FOUR OBJECTS FROM A CONFERENCE ON MEASUREMENT

The Diviner/Water Bearer’s Piece
The son and grandson of dowsers, he could not resist Wood’s call to join the crew of the Ocean Drilling Program’s drill ship JOIDES Resolution — the floating scientific research laboratory — on one of their two-month surveys, or legs. Their destination was Hole 504B, drilled 2,200 meters below the ocean floor located on the southern flank of the Costa Rica Rift in the eastern Pacific Ocean. The drilled depth is about 7,000 feet. The water depth is about 4,000 meters (13, 000 feet) for a combined depth of about 20,000 feet below sea level, or about 3.8 miles. The hole was lined with a cement casing so that it would not collapse and a permanent re-entry cone was left. He was clearly preparing to request certification for a downhole tool that he had invented. His pulse quickened when he sighted the beacon marking the drilling site. Nothing could be a better standard of measurement than the depth of a hole into the Earth’s history.

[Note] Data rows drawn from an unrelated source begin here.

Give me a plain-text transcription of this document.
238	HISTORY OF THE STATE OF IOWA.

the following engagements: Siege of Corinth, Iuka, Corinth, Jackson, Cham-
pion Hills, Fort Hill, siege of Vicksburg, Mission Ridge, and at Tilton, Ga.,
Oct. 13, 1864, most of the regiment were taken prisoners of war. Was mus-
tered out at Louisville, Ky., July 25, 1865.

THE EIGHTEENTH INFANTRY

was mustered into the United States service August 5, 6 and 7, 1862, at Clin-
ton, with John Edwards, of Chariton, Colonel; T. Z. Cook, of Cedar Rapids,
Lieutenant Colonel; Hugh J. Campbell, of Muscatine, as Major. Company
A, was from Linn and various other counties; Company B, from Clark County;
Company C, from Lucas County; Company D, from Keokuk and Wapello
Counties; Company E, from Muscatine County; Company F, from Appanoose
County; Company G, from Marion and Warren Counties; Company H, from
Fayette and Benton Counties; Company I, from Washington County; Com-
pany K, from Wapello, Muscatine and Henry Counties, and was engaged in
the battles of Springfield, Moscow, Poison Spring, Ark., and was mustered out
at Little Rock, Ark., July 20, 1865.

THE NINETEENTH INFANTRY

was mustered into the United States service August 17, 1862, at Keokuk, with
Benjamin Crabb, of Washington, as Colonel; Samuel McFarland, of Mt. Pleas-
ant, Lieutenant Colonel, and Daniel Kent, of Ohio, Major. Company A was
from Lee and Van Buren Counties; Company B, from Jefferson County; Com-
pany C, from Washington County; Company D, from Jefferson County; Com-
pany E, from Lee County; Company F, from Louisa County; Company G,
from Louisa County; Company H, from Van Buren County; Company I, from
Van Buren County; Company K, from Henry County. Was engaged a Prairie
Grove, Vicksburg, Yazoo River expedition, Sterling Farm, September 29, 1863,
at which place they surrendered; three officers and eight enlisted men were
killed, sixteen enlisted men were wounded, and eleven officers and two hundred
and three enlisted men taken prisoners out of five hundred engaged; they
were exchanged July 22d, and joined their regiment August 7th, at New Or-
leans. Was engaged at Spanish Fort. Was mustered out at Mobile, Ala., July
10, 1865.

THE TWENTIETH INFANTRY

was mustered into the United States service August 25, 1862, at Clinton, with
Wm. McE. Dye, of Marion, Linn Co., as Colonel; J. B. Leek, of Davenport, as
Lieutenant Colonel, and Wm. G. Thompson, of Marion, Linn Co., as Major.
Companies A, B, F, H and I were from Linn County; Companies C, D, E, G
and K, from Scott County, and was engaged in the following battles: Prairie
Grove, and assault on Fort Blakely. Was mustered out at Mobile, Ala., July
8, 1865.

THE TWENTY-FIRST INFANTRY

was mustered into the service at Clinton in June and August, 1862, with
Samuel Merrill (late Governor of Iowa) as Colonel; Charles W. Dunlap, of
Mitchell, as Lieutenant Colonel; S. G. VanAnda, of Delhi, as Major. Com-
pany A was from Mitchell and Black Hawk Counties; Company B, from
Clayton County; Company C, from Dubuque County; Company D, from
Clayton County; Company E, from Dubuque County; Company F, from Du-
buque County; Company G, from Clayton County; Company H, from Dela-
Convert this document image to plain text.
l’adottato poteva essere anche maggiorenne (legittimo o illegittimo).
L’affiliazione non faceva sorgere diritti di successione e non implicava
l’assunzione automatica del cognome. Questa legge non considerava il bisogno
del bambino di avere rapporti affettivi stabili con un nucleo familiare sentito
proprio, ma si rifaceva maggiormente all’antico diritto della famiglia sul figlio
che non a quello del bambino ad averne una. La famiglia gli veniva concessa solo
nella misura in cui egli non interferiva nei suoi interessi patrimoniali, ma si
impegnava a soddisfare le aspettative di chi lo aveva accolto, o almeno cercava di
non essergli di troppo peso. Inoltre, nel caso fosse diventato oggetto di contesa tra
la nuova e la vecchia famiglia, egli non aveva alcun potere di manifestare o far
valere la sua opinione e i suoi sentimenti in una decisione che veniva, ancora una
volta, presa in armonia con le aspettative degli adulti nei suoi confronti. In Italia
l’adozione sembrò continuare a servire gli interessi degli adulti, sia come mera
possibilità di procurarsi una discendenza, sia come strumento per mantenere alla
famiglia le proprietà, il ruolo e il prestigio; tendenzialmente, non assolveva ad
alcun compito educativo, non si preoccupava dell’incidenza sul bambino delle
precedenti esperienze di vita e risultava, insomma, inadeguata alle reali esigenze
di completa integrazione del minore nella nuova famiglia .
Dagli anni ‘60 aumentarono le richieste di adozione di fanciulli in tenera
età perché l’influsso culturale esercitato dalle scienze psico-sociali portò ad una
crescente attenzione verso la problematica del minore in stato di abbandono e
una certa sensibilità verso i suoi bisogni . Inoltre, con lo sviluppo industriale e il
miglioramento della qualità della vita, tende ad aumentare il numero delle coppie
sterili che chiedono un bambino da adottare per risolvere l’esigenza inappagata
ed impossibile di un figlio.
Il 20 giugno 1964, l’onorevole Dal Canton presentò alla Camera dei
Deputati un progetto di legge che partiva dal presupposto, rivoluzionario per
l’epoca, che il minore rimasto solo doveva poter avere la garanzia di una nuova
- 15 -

The Wine Merchant/Astronomer’s Piece
He had spent much of his day anticipating the auction of oversize bottles of Burgundy wine, owned by Rusty Staub — the former baseball star and restaurateur — to be held at Christie’s in New York. Staub’s lot of 21 methuselahs, (the equivalent of eight regular wine bottles) might go for as much as $100,000. His own collection of wine included methuselahs from each of the seven finest wine vineyards of the Domaine de la Romanée-Conti. In addition there were double magnums (four bottles) of Château Mouton-Rothschild and immense nebuchadnezzars (twenty bottles) in vintages from 1970 to 1988. He would be bidding by telephone from his rooftop observatory where, in the moments before they would call him for his bid, he thought about the standard 75 centiliter wine bottle. Nothing, he thought as he gazed at the vast early April sky, was more of a standard of measurement than the potential of humanity. Any forward thinking society must base their system of measure on that.

The Musician’s Piece
At age ten, he developed a viral infection of the inner ear that caused him great dizziness. A morbid fascination with Beethoven followed and he taped a reproduction of an etching of Beethoven’s room, drawn three days after the composer’s death, to the door of his bedroom where he confined himself to his bed. He committed to memory Beethoven’s despair as deafness closed in on him: “I am resolved to rise superior to every obstacle. With whom need I be afraid of measuring my strength? I will take Fate by the throat.” Despite a timely end to the pathological side of the problem, it was replaced by basophobia, an inability to stand because of a fear of falling. A knowing doctor suggested he learn to play the double bass thinking it could serve the child as a prop. Even now, as long-playing albums give way to compact discs, the instrument has remained his constant. The bass string, the longest string in the orchestra, is the standard on which his life is based.

The Filmmaker’s Piece
A film critic for the New York Times, described her work as “kinetic and daring” and “furiously talented… no one will ever say she directs like a girl.” Yet on days like this, she was all too aware of her gender. Surely as a working mother only the length of her day was a fair standard of measurement. By 10:30 a.m., before her creative day would have even begun when she was single and free, she had already prepared three meals, photographed her son’s K-1 class with their community project, consulted with the publicist of a film festival, dropped off a 3/4″ video master for dubbing to VHS PAL format for a producer in Germany, and made a phone call to the bank explaining how she had misidentified the store where she was buying groceries and needed to cross out one name and put in another on the very last check in her checkbook. “Don’t bounce the check,” she implored, “it’s good — just a bit messy.”